A group of Liverpool business people have gone to the High Court to fight a £35m redevelopment of the Lime Street Station site in Liverpool.

Lime Street Tower

Michael and Anis McCabe and two others are challenging the confirmation by the secretary of state for communities and local government, in October 2006, of English Partnerships’ order that their shops should be compulsory purchased to make way for a 27-storey tower by Liverpool-based developer Iliad.

After demolition of the current 13-storey tower, the new tower should provide 16,000 sq ft of offices, 11,000 sq ft of retail and 152 residential units on 22 storeys covering 88,000 sq ft.

As well as the tower, the Lime Street plans include a redevelopment of the area in front of Lime Street station to provide a new public space.

This is the second challenge to English Partnerships use of its statutory powers to achieve urban development.

In November 2006, Liverpool grandmother Elizabeth Pascoe succeeded in preventing the demolition of her home and 500 others to make way for a £60m development in Liverpool’s Edge Lane area.

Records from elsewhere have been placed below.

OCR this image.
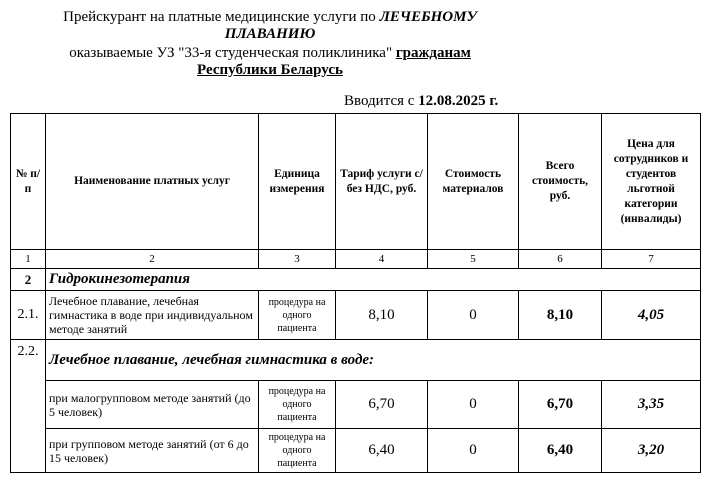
Прейскурант на платные медицинские услуги по ЛЕЧЕБНОМУ
ПЛАВАНИЮ
оказываемые УЗ "33-я студенческая поликлиника" гражданам
Республики Беларусь
Вводится с 12.08.2025 г.
№ п/п	Наименование платных услуг	Единица измерения	Тариф услуги с/без НДС, руб.	Стоимость материалов	Всего стоимость, руб.	Цена для сотрудников и студентов льготной категории (инвалиды)
1	2	3	4	5	6	7
2	Гидрокинезотерапия					
2.1.	Лечебное плавание, лечебная гимнастика в воде при индивидуальном методе занятий	процедура на одного пациента	8,10	0	8,10	4,05
2.2.	Лечебное плавание, лечебная гимнастика в воде:					
	при малогрупповом методе занятий (до 5 человек)	процедура на одного пациента	6,70	0	6,70	3,35
	при групповом методе занятий (от 6 до 15 человек)	процедура на одного пациента	6,40	0	6,40	3,20
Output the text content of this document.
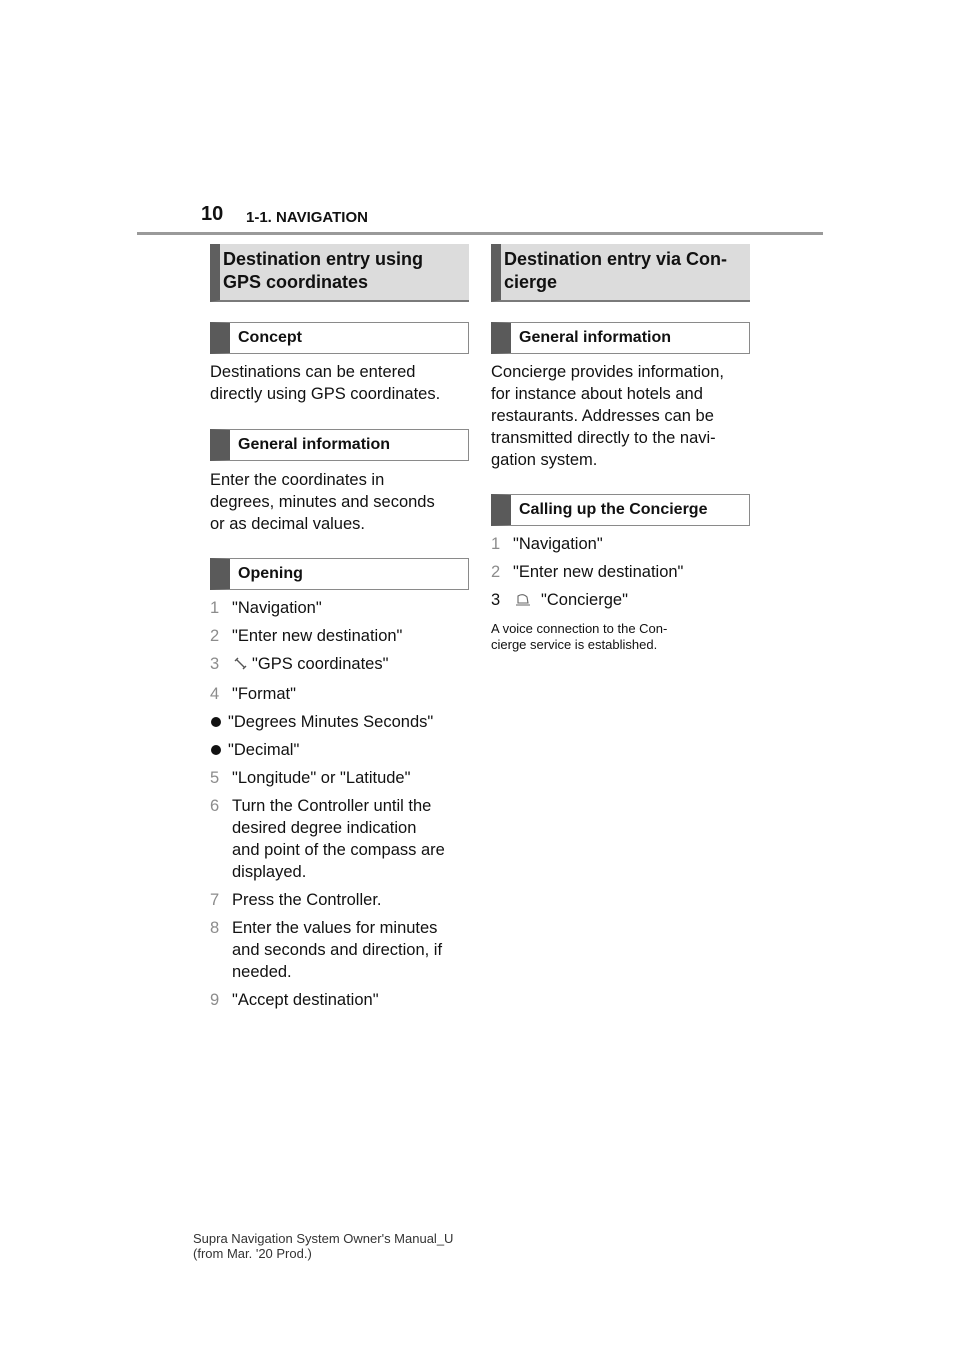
10 1-1. NAVIGATION
Destination entry using
GPS coordinates
Concept
Destinations can be entered
directly using GPS coordinates.
General information
Enter the coordinates in
degrees, minutes and seconds
or as decimal values.
Opening
1 "Navigation"
2 "Enter new destination"
3 "GPS coordinates"
4 "Format"
"Degrees Minutes Seconds"
"Decimal"
5 "Longitude" or "Latitude"
6 Turn the Controller until the
desired degree indication
and point of the compass are
displayed.
7 Press the Controller.
8 Enter the values for minutes
and seconds and direction, if
needed.
9 "Accept destination"
Destination entry via Con-
cierge
General information
Concierge provides information,
for instance about hotels and
restaurants. Addresses can be
transmitted directly to the navi-
gation system.
Calling up the Concierge
1 "Navigation"
2 "Enter new destination"
3 "Concierge"
A voice connection to the Con-
cierge service is established.
Supra Navigation System Owner's Manual_U
(from Mar. '20 Prod.)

In that case, Forbes J said that the secretary of state had exceeded his power by engaging in an “impermissible dilution” of the requirements that had to be satisfied before the land could be compulsorily purchased.

He said that by considering the land to be “predominantly underused or ineffectively used”, he had applied a less stringent test than the statutory requirement that the land should be “underused or ineffectively used”.

The McCabe’s barrister, Katherine Olley, told the court that the secretary of state had “fallen into the same error as in Pascoe in endorsing English Partnerships’ attempt to acquire property on the basis that it is within an area which is not as a whole vacant, underused or ineffectively used (albeit that it may be predominantly so).”

High Court judge Goldring J has reserved judgment until a later date.